Form 1041 Questions for a Trust or Estate

If you’re preparing Form 1041 for an estate or trust, you need to answer some questions at the bottom of page 2 of this form. Questions on Form 1041 ask about tax-exempt income, individual earnings, foreign accounts and sources, residential mortgages, elections to pay the beneficiaries’ income late, distributions of property in kind, the length of the estate’s existence, and skip beneficiaries.



  • Place the total tax-exempt income we talked about in the “Interest” section on the line underneath Question 1.



  • When the trust or estate reports earnings of any type that were earned by an individual, check the “Yes” box for Question 2.



  • Question 3 asks about cash and securities held in foreign accounts. Refer to the list of assets you compiled for the estate or trust, and see if this estate or trust has any foreign accounts. If your trust or estate falls into this category, check the “Yes” box, and enter the name of the foreign country below question 3.


    If the trust or estate has no foreign accounts, but owns foreign securities in a U.S. based account, the answer to Question 3 is “no”.



  • Along the same lines, Question 4 asks about distributions from foreign sources, or whether or not your estate or trust funded a foreign trust.

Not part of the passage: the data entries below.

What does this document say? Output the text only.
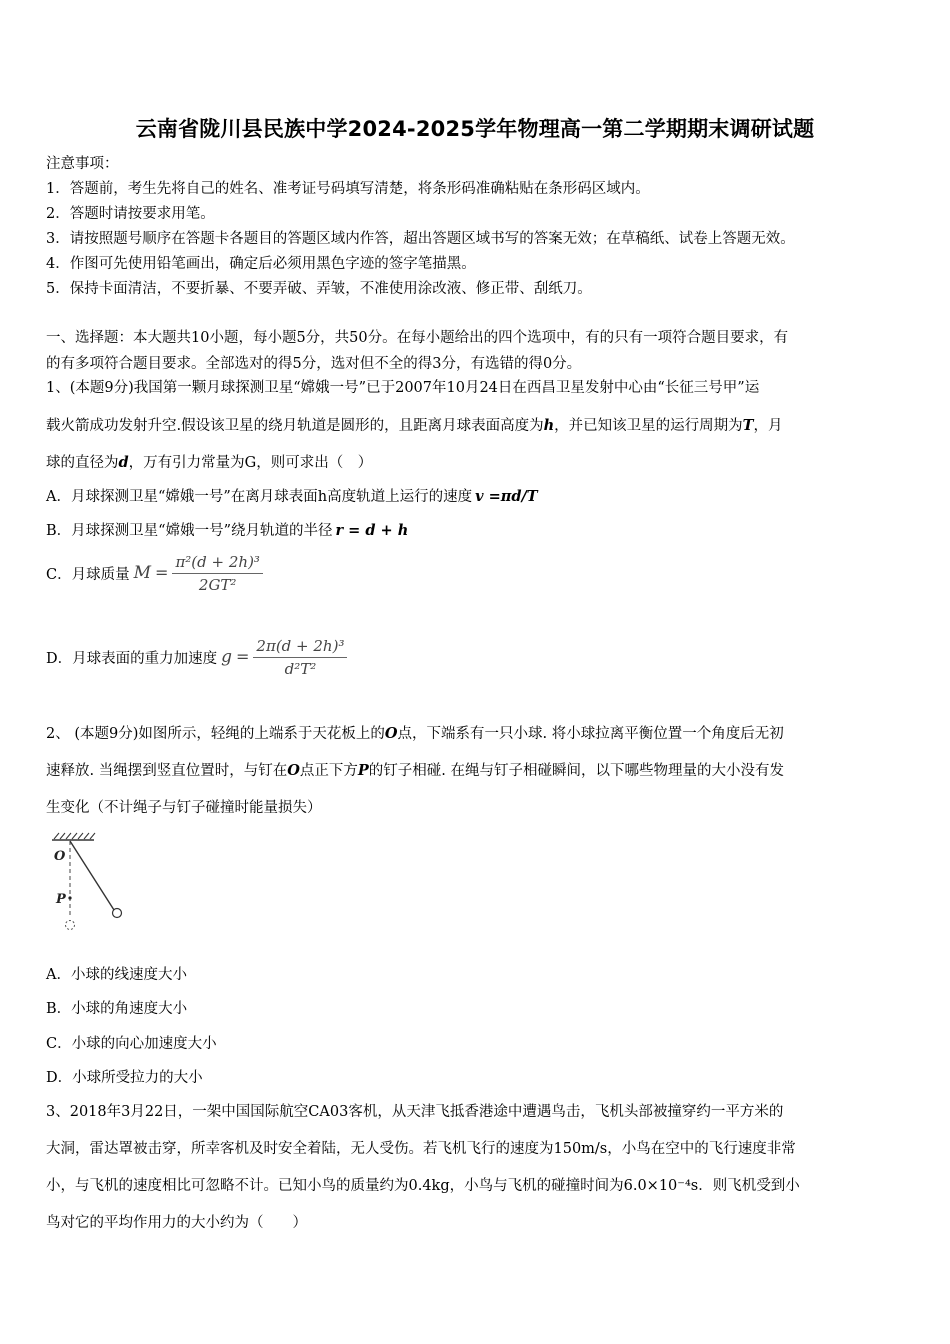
云南省陇川县民族中学2024-2025学年物理高一第二学期期末调研试题
注意事项：
1．答题前，考生先将自己的姓名、准考证号码填写清楚，将条形码准确粘贴在条形码区域内。
2．答题时请按要求用笔。
3．请按照题号顺序在答题卡各题目的答题区域内作答，超出答题区域书写的答案无效；在草稿纸、试卷上答题无效。
4．作图可先使用铅笔画出，确定后必须用黑色字迹的签字笔描黑。
5．保持卡面清洁，不要折暴、不要弄破、弄皱，不准使用涂改液、修正带、刮纸刀。
一、选择题：本大题共10小题，每小题5分，共50分。在每小题给出的四个选项中，有的只有一项符合题目要求，有
的有多项符合题目要求。全部选对的得5分，选对但不全的得3分，有选错的得0分。
1、(本题9分)我国第一颗月球探测卫星“嫦娥一号”已于2007年10月24日在西昌卫星发射中心由“长征三号甲”运
载火箭成功发射升空.假设该卫星的绕月轨道是圆形的，且距离月球表面高度为h，并已知该卫星的运行周期为T，月
球的直径为d，万有引力常量为G，则可求出（　）
A．月球探测卫星“嫦娥一号”在离月球表面h高度轨道上运行的速度 v =πd/T
B．月球探测卫星“嫦娥一号”绕月轨道的半径 r = d + h
C．月球质量 $M = \frac{\text{π²(d + 2h)³}}{\text{2GT²}}$
D．月球表面的重力加速度 $g = \frac{\text{2π(d + 2h)³}}{\text{d²T²}}$
2、 (本题9分)如图所示，轻绳的上端系于天花板上的O点，下端系有一只小球. 将小球拉离平衡位置一个角度后无初
速释放. 当绳摆到竖直位置时，与钉在O点正下方P的钉子相碰. 在绳与钉子相碰瞬间，以下哪些物理量的大小没有发
生变化（不计绳子与钉子碰撞时能量损失）
O
P
A．小球的线速度大小
B．小球的角速度大小
C．小球的向心加速度大小
D．小球所受拉力的大小
3、2018年3月22日，一架中国国际航空CA03客机，从天津飞抵香港途中遭遇鸟击，飞机头部被撞穿约一平方米的
大洞，雷达罩被击穿，所幸客机及时安全着陆，无人受伤。若飞机飞行的速度为150m/s，小鸟在空中的飞行速度非常
小，与飞机的速度相比可忽略不计。已知小鸟的质量约为0.4kg，小鸟与飞机的碰撞时间为6.0×10⁻⁴s．则飞机受到小
鸟对它的平均作用力的大小约为（　　）
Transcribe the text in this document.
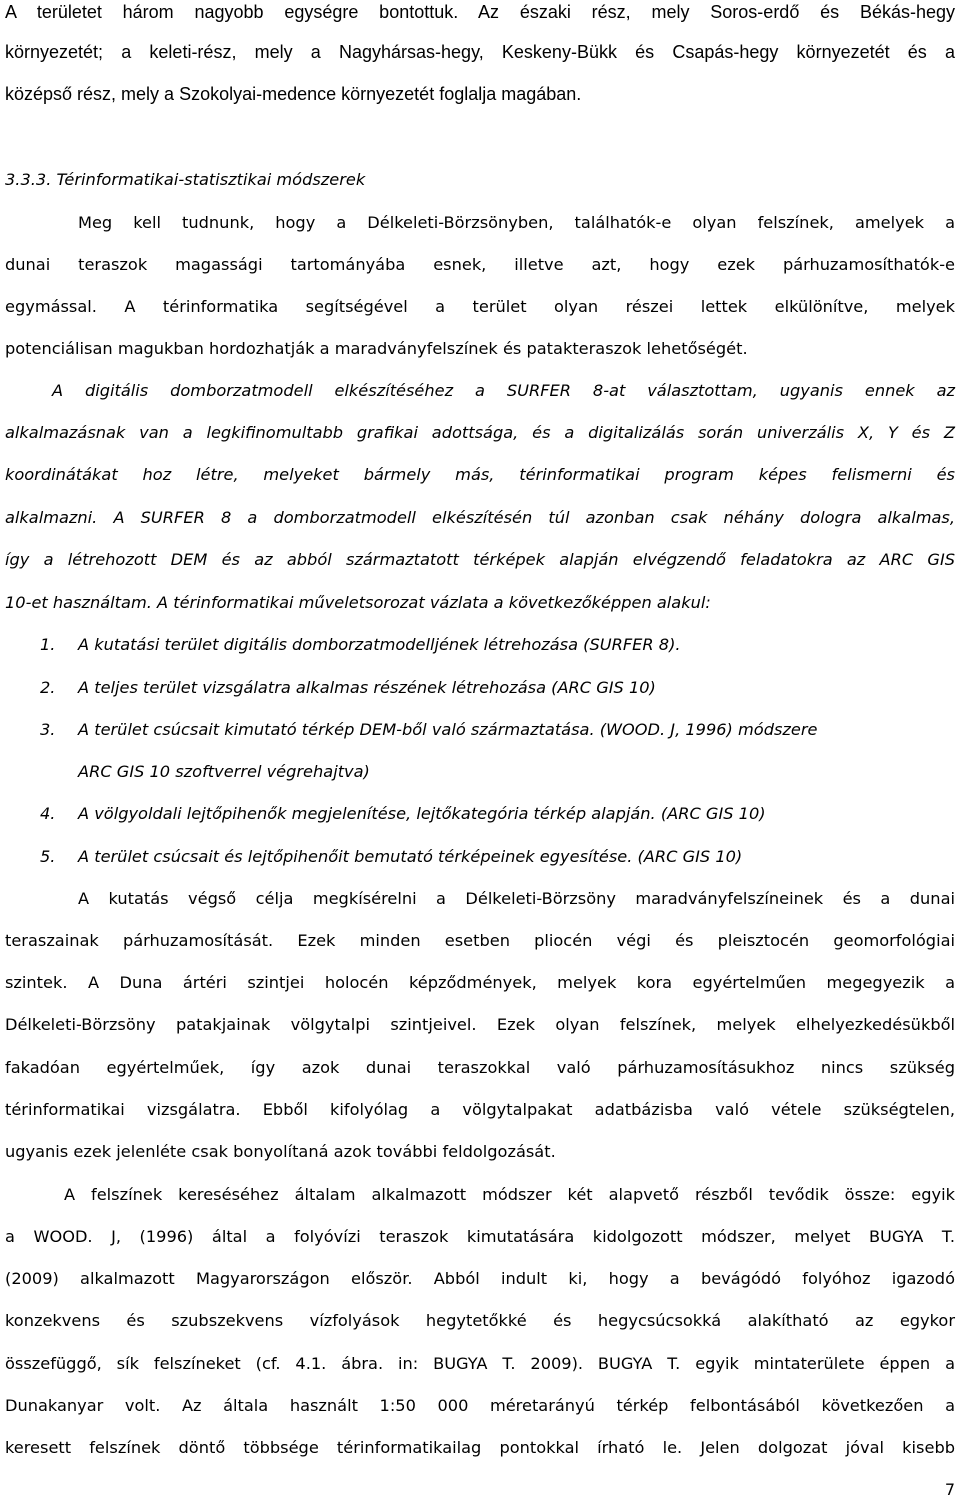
A területet három nagyobb egységre bontottuk. Az északi rész, mely Soros-erdő és Békás-hegy
környezetét; a keleti-rész, mely a Nagyhársas-hegy, Keskeny-Bükk és Csapás-hegy környezetét és a
középső rész, mely a Szokolyai-medence környezetét foglalja magában.
3.3.3. Térinformatikai-statisztikai módszerek
Meg kell tudnunk, hogy a Délkeleti-Börzsönyben, találhatók-e olyan felszínek, amelyek a
dunai teraszok magassági tartományába esnek, illetve azt, hogy ezek párhuzamosíthatók-e
egymással. A térinformatika segítségével a terület olyan részei lettek elkülönítve, melyek
potenciálisan magukban hordozhatják a maradványfelszínek és patakteraszok lehetőségét.
A digitális domborzatmodell elkészítéséhez a SURFER 8-at választottam, ugyanis ennek az
alkalmazásnak van a legkifinomultabb grafikai adottsága, és a digitalizálás során univerzális X, Y és Z
koordinátákat hoz létre, melyeket bármely más, térinformatikai program képes felismerni és
alkalmazni. A SURFER 8 a domborzatmodell elkészítésén túl azonban csak néhány dologra alkalmas,
így a létrehozott DEM és az abból származtatott térképek alapján elvégzendő feladatokra az ARC GIS
10-et használtam. A térinformatikai műveletsorozat vázlata a következőképpen alakul:
1. A kutatási terület digitális domborzatmodelljének létrehozása (SURFER 8).
2. A teljes terület vizsgálatra alkalmas részének létrehozása (ARC GIS 10)
3. A terület csúcsait kimutató térkép DEM-ből való származtatása. (WOOD. J, 1996) módszere
ARC GIS 10 szoftverrel végrehajtva)
4. A völgyoldali lejtőpihenők megjelenítése, lejtőkategória térkép alapján. (ARC GIS 10)
5. A terület csúcsait és lejtőpihenőit bemutató térképeinek egyesítése. (ARC GIS 10)
A kutatás végső célja megkísérelni a Délkeleti-Börzsöny maradványfelszíneinek és a dunai
teraszainak párhuzamosítását. Ezek minden esetben pliocén végi és pleisztocén geomorfológiai
szintek. A Duna ártéri szintjei holocén képződmények, melyek kora egyértelműen megegyezik a
Délkeleti-Börzsöny patakjainak völgytalpi szintjeivel. Ezek olyan felszínek, melyek elhelyezkedésükből
fakadóan egyértelműek, így azok dunai teraszokkal való párhuzamosításukhoz nincs szükség
térinformatikai vizsgálatra. Ebből kifolyólag a völgytalpakat adatbázisba való vétele szükségtelen,
ugyanis ezek jelenléte csak bonyolítaná azok további feldolgozását.
A felszínek kereséséhez általam alkalmazott módszer két alapvető részből tevődik össze: egyik
a WOOD. J, (1996) által a folyóvízi teraszok kimutatására kidolgozott módszer, melyet BUGYA T.
(2009) alkalmazott Magyarországon először. Abból indult ki, hogy a bevágódó folyóhoz igazodó
konzekvens és szubszekvens vízfolyások hegytetőkké és hegycsúcsokká alakítható az egykor
összefüggő, sík felszíneket (cf. 4.1. ábra. in: BUGYA T. 2009). BUGYA T. egyik mintaterülete éppen a
Dunakanyar volt. Az általa használt 1:50 000 méretarányú térkép felbontásából következően a
keresett felszínek döntő többsége térinformatikailag pontokkal írható le. Jelen dolgozat jóval kisebb
7
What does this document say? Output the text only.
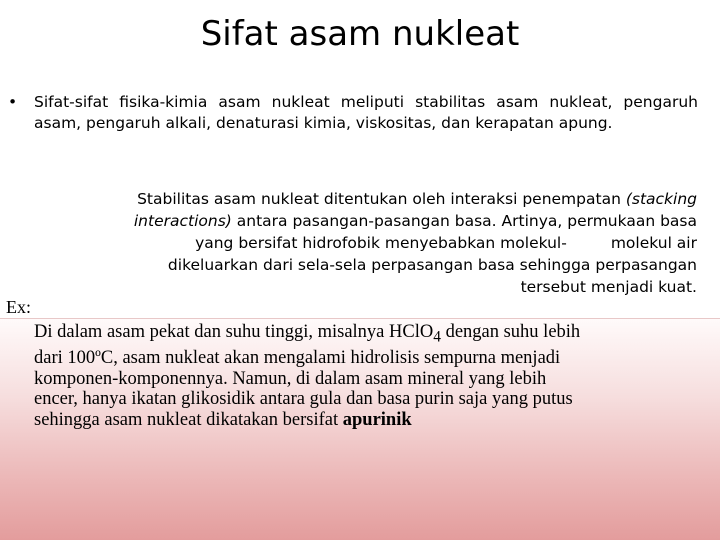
Sifat asam nukleat
• Sifat-sifat fisika-kimia asam nukleat meliputi stabilitas asam nukleat, pengaruh asam, pengaruh alkali, denaturasi kimia, viskositas, dan kerapatan apung.
Stabilitas asam nukleat ditentukan oleh interaksi penempatan (stacking
interactions) antara pasangan-pasangan basa. Artinya, permukaan basa
yang bersifat hidrofobik menyebabkan molekul-	molekul air
dikeluarkan dari sela-sela perpasangan basa sehingga perpasangan
tersebut menjadi kuat.
Ex:
Di dalam asam pekat dan suhu tinggi, misalnya HClO$_4$ dengan suhu lebih
dari 100ºC, asam nukleat akan mengalami hidrolisis sempurna menjadi
komponen-komponennya. Namun, di dalam asam mineral yang lebih
encer, hanya ikatan glikosidik antara gula dan basa purin saja yang putus
sehingga asam nukleat dikatakan bersifat apurinik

If you answer “yes” and the combined total of all foreign accounts is greater than $10,000, you may have to file Form TD F 90-22.1, Report of Foreign Bank and Financial Accounts.



  • Question 5 asks whether the estate or trust is the holder of a residential mortgage and receives interest payments on that loan. Look back over your list of assets, and make sure there’s no promissory note or mortgage still generating payments buried at the bottom of the list.



  • If the trust or the estate elects, it may choose to pay the beneficiaries’ income earned in the tax year in question as late as 65 days into the next tax year. If you want to make this election, perhaps because you don’t know until after December 31 how much income you should pass out to the beneficiaries, check the box next to Question 6.



  • If you are distributing property in kind (you actually passed the shares of stock out to the beneficiary, instead of selling them and giving him or her a check), you can elect to recognize the gain on that transaction at the trust or estate level. Check the box next to Question 7 to make this election (under Code Section 643(e)(3)).


    When you include this transaction on Schedule D to report the gain, and pay the tax, the beneficiary then receives the property with the higher, date-of-distribution basis.



  • Question 8 assumes that most estates run their course within the first two years of the decedent’s date of death. If the estate you’re administering stretches out longer than that, the IRS wants a brief explanation. Check the box and attach a brief statement.



  • Question 9 asks for information about skip beneficiaries so that the IRS can attempt to collect even more tax under the generation skipping transfer tax rules.


    Generally, a skip beneficiary is someone who is more than one generation below that of the transferor of the property. So, grandchildren may be skip beneficiaries of their grandparents’ estates. In the case of unrelated parties, a skip beneficiary is anyone who is more than 371/2 years younger than the transferor.